Justin had to admit this wouldn’t surprise him a bit, but he couldn’t tell whether the lady meant she didn’t understand his question about masking herself or whether she also didn’t know what he’d meant by Pure. He started to try to frame that question better, but before he could, the lady added haughtily to Justin, “I cannot say I think much of your friends, young man.”
Justin let out his breath, counted rapidly to approximately 3.16227766 by square roots, and said to Nicholas, “Tea?”
Nicholas poured a cup of tea, set the cup on a saucer, and handed the tea to Justin with an ironic flourish that said plainly, Don’t get the idea you’re the boss of me. But what he said out loud was more to the point: “Maybe it’s all one thing, whatever’s going on with your grandmother and whatever’s muffling the Pure magic here. Except you’ve still got your knack, obviously, Justin.”
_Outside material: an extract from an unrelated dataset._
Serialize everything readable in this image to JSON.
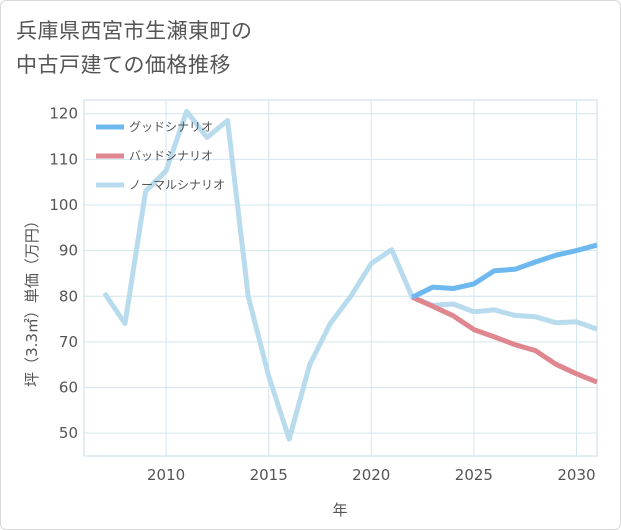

Which instantly made Justin wonder if his own magic might suddenly dwindle and fade to the muted kind of half-present m
agic around his grandmother’s friend. This was not a comfortable idea. To distract himself from that thought, he sipped too-hot tea, pulled out a chair, sat down at the table, and picked up the top paper from the stack in front of Father Stepan. Letting all questions about the Pure go for the moment, he asked, “What are these? Letters? What are you looking for, evidence of . . .” he hesitated, not quite sure what to ask. Evidence of foul play, of kidnapping, of Grandmama Leushin’s involvement in...what? He folded his hands on the table and gazed at his mother’s friend, trying to look as expectant as possible.
The lady looked at Father Stepan. Who, after a short pause, lowered himself back into his own chair, nodded at the woman, and told Justin, “This is your grandmother’s friend, Anna Farris. Anna, why don’t you tell Natalie’s grandson what you told me.”
It took a moment, but eventually Mrs. Farris also took a seat at the table. She picked up her cup, sipped, put it down, and said, her tone guarded but precise, “Natalia called me last night. She told me she’d found out about something. Something like vampires and werewolves, she said, but different. She said, ‘It could be anyone, Anya, and we’d never be able to tell.’”
“That isn’t very much like either vampires or werewolves,” observed Keziah.
Justin considered this. “It’s like vampires before the miasma faded, isn’t it? It’s worse, in a way, if whatever this is still can’t be recognized for what they are even now the miasma’s gone.”
“Nothing’s worse than vampires,” Nicholas said, his tone flattening on the last word.
Father Stepan slapped the table, not hard, but everyone except Keziah jumped. Keziah raised her eyebrows, sardonically amused, but when Anna Farris went on, she didn’t interrupt.